Derborence, Charles-Ferdinand Ramuz (par Léon-Marc Levy)
Derborence, Charles-Ferdinand Ramuz, Les Cahiers rouges Grasset, 180 pages, 7,95 €
Ecrivain(s): Charles Ferdinand Ramuz Edition: Grasset
C’est la montagne qui est tombée.
Et c’est l’ordre du monde, extérieur et intérieur, qui est changé à jamais. Les géologues diront que cent cinquante millions de pieds cubes se sont détachés de la montagne pour s’effondrer sur Derborence. Mais ça, ce ne sont que des pierres qui tombent, une force prodigieuse qui écrase tout ce qui entrave sa course, un phénomène physique obéissant à la loi de la gravitation universelle. Ça tue, enferme, mutile mais ce n’est pas le pire. Le pire est malédiction, réveil des forces du Mal. Ramuz nous a déjà entretenu du Mal tapi dans la montagne avec sa Grande Peur. Il est encore là, Lui, le Diable sûrement. Celui qui tue et enferme les âmes pour les condamner à la souffrance éternelle.

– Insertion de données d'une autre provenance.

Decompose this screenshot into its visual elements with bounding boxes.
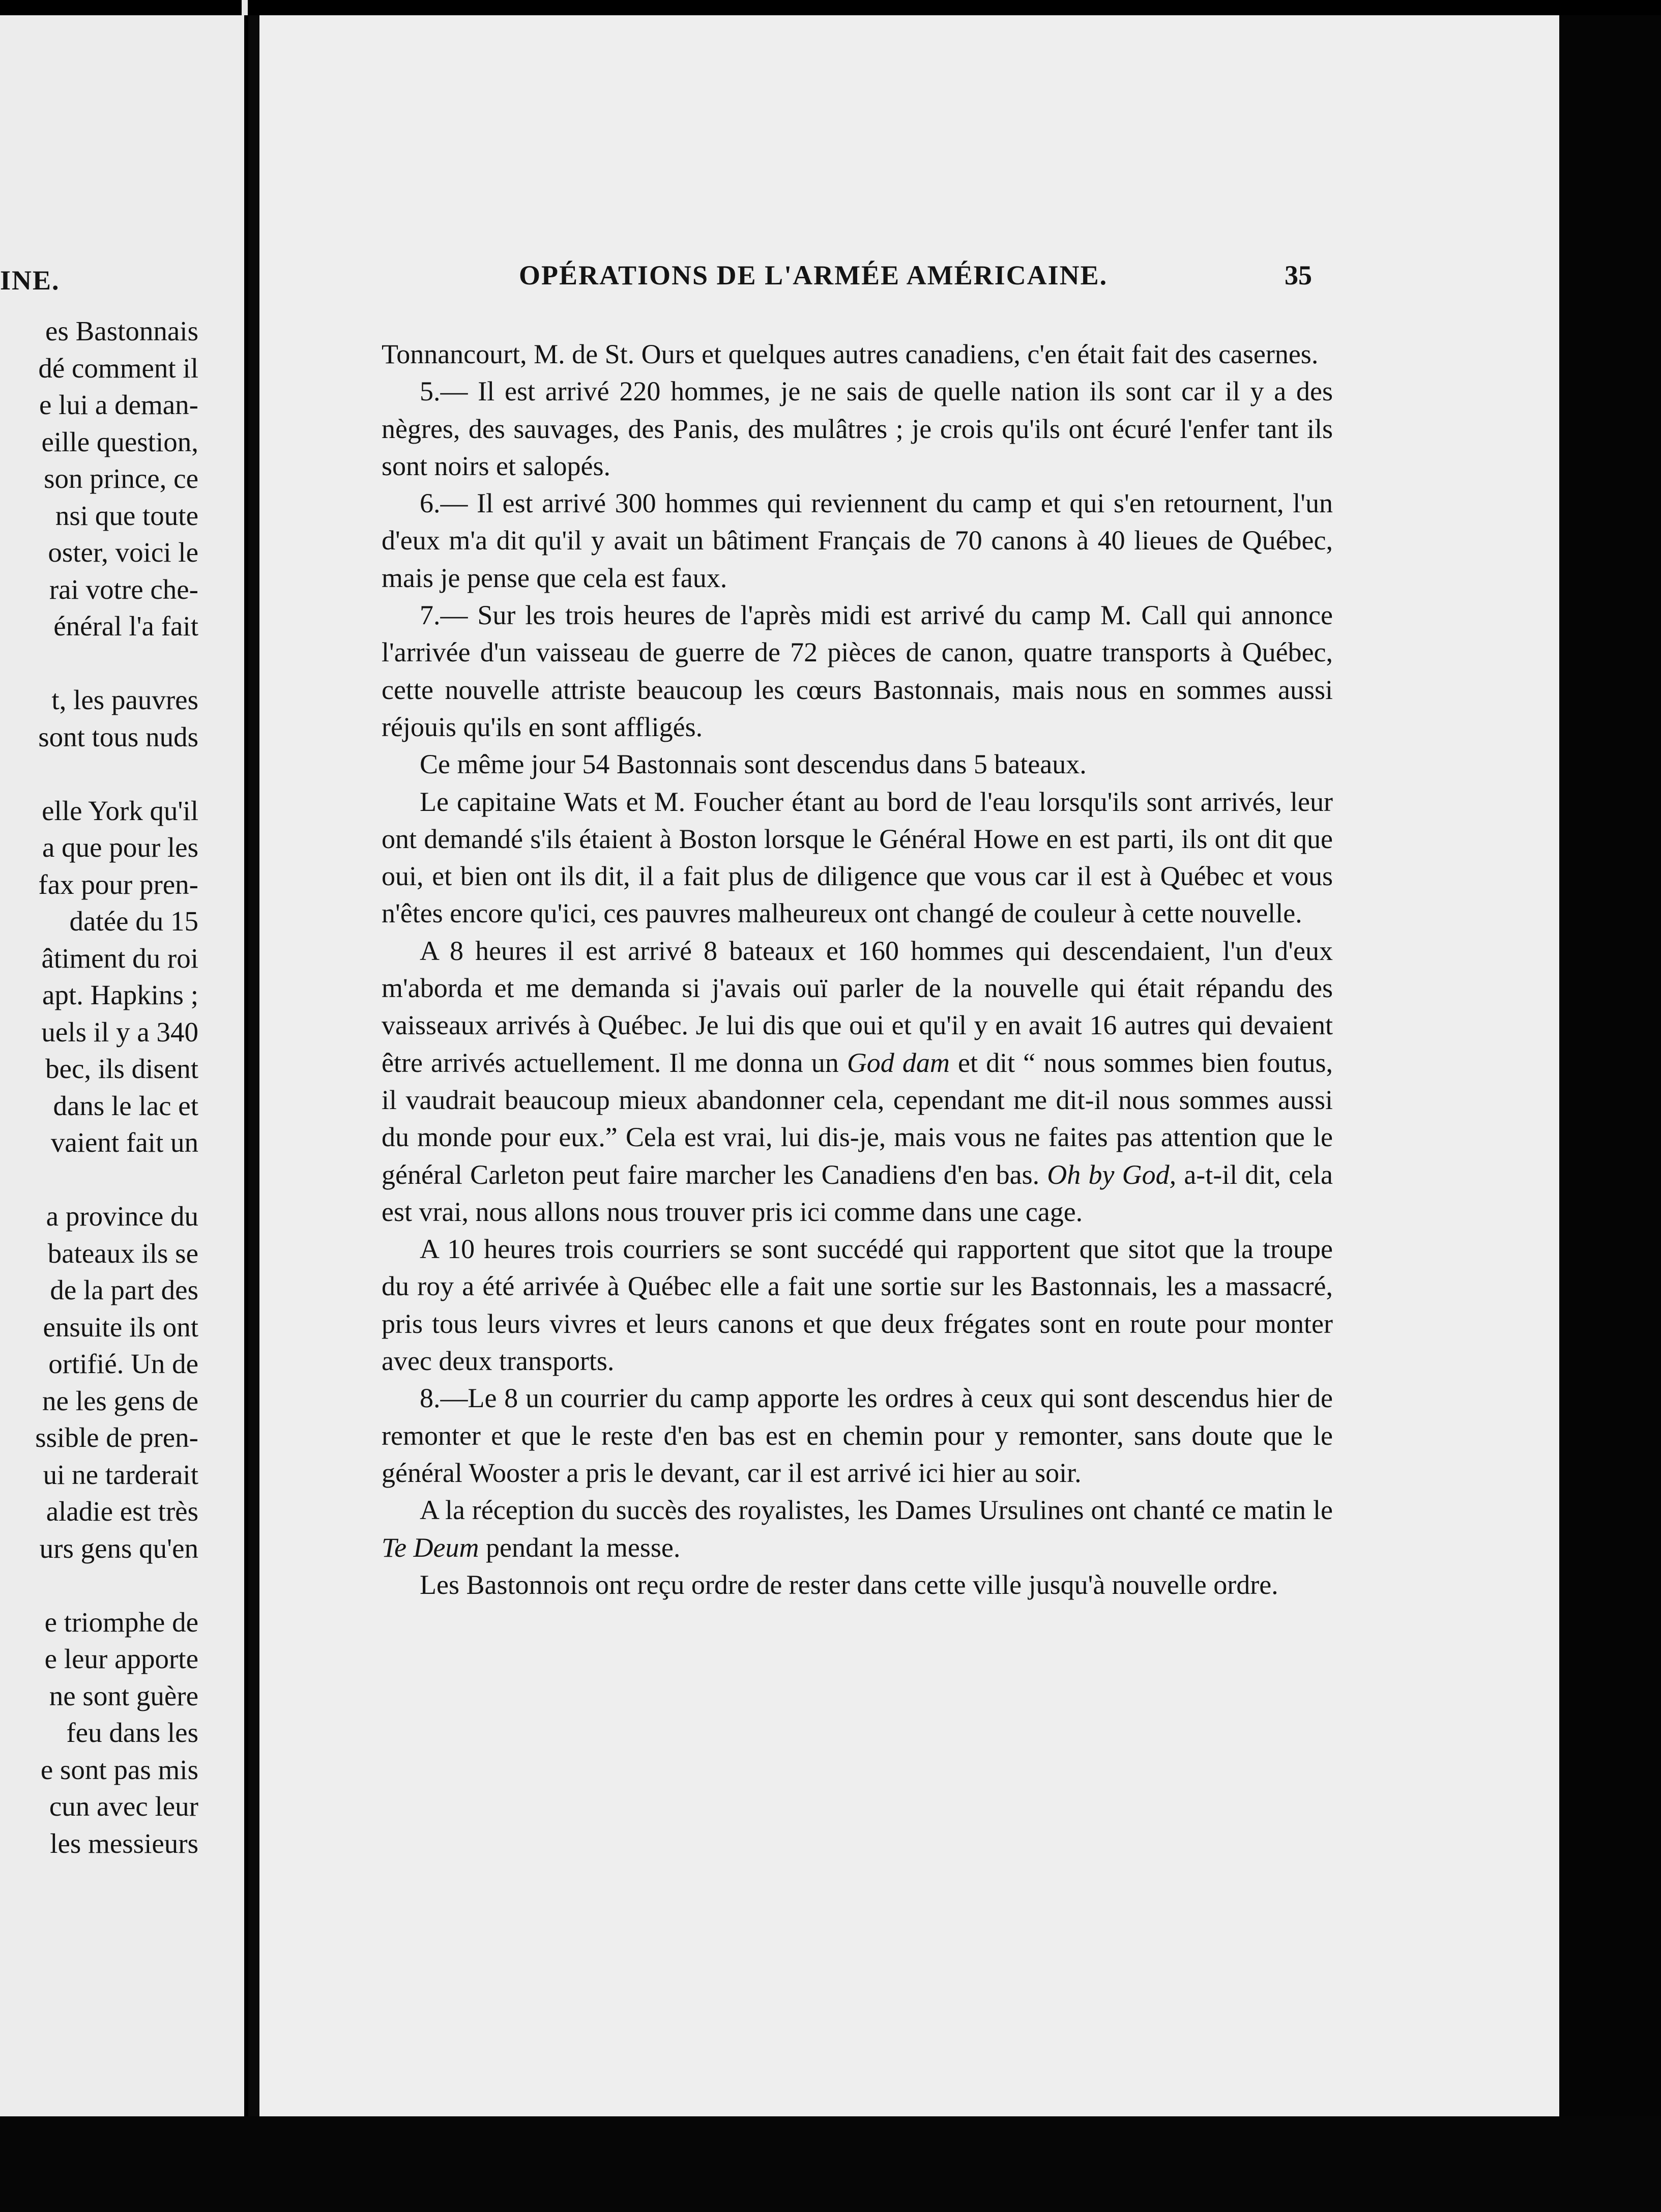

Toi, tu sais ce qui se passe, tu es au courant… Moi, je sais ; et toi, tu sais, a-t-il dit à la montagne. Toi, tu fais en te laissant faire. Mais, celui qui te pousse, tu le connais bien, hein ? D… I… A… B… Et tu les entends comme moi, la nuit, les pauvres, ceux qu’il retient là, prisonniers. La nuit, quand je suis dans ma cabane de pierres et toi tu es là-haut : ce qu’ils disent, hein ? comment ils se lamentent et ils se désespèrent, n’ayant pas trouvé le repos. Ayant une forme de corps, mais rien dedans, et c’est des coques vides ; seulement elles font du bruit la nuit, et on les voit, pas vrai ?…
Des pierres, énormes, un monstre minéral qui engloutit hommes et bêtes, sans distinction, sans émotion, sans pitié. Mais la montagne n’est pas que cela : elle est vivante, elle sait, elle veut le malheur qu’elle produit. Elle est habitée de forces malignes qui, de temps en temps, prennent le dessus sur ses bienfaits, l’herbe tendre, le bon air, la beauté de ses paysages. La Grande Peur dans la Montagne nous avertissait déjà, le Mal est inséré dans le granit des pentes abruptes. Ses colères diaboliques rompent sans avertir les hommes le silence et la solitude qui sont son manteau habituel et qui, déjà, sont une torture pour l’homme.
Et, à ce moment-là, Séraphin s’étant tu également, on avait senti grandir autour de soi une chose tout à fait inhumaine et à la longue insupportable : le silence. Le silence de la haute montagne, le silence de ces déserts d’hommes, où l’homme n’apparaît que temporairement : alors, pour peu que par hasard il soit silencieux lui-même, on a beau prêter l’oreille, on entend seulement qu’on n’entend rien. Comme si aucune chose n’existait plus nulle part, de nous à l’autre bout du monde, de nous jusqu’au fond du ciel. Rien, le néant, le vide, la perfection du vide ; une cessation totale de l’être, comme si le monde n’était pas créé encore, ou ne l’était plus, comme si on était avant le commencement du monde.
C’est la montagne qui est tombée.
Et, en écrasant les hommes et les bêtes, elle a créé quelques fantômes. Ceux qui restent dans la mémoire de ceux du village, en bas. Et ceux qui reviennent visiter les vivants. Comme cette ombre blanche qu’on voit au sortir d’un bois. Antoine. Et s’ils revenaient vraiment ? Et si Antoine était vraiment Antoine ? Et si la montagne avait épargné quelques-uns ?
Charles-Ferdinand Ramuz est le chantre le plus inspiré des âmes simples, des cœurs purs, des solitaires et des démunis. Sa palette colorée fixe à jamais des lieux et des temps oubliés de tous depuis longtemps. Son style brut, sans ciselage, d’une beauté biblique, compose des tableaux éternels où hommes, bêtes et nature semblent à jamais épargnés par l’usure du temps.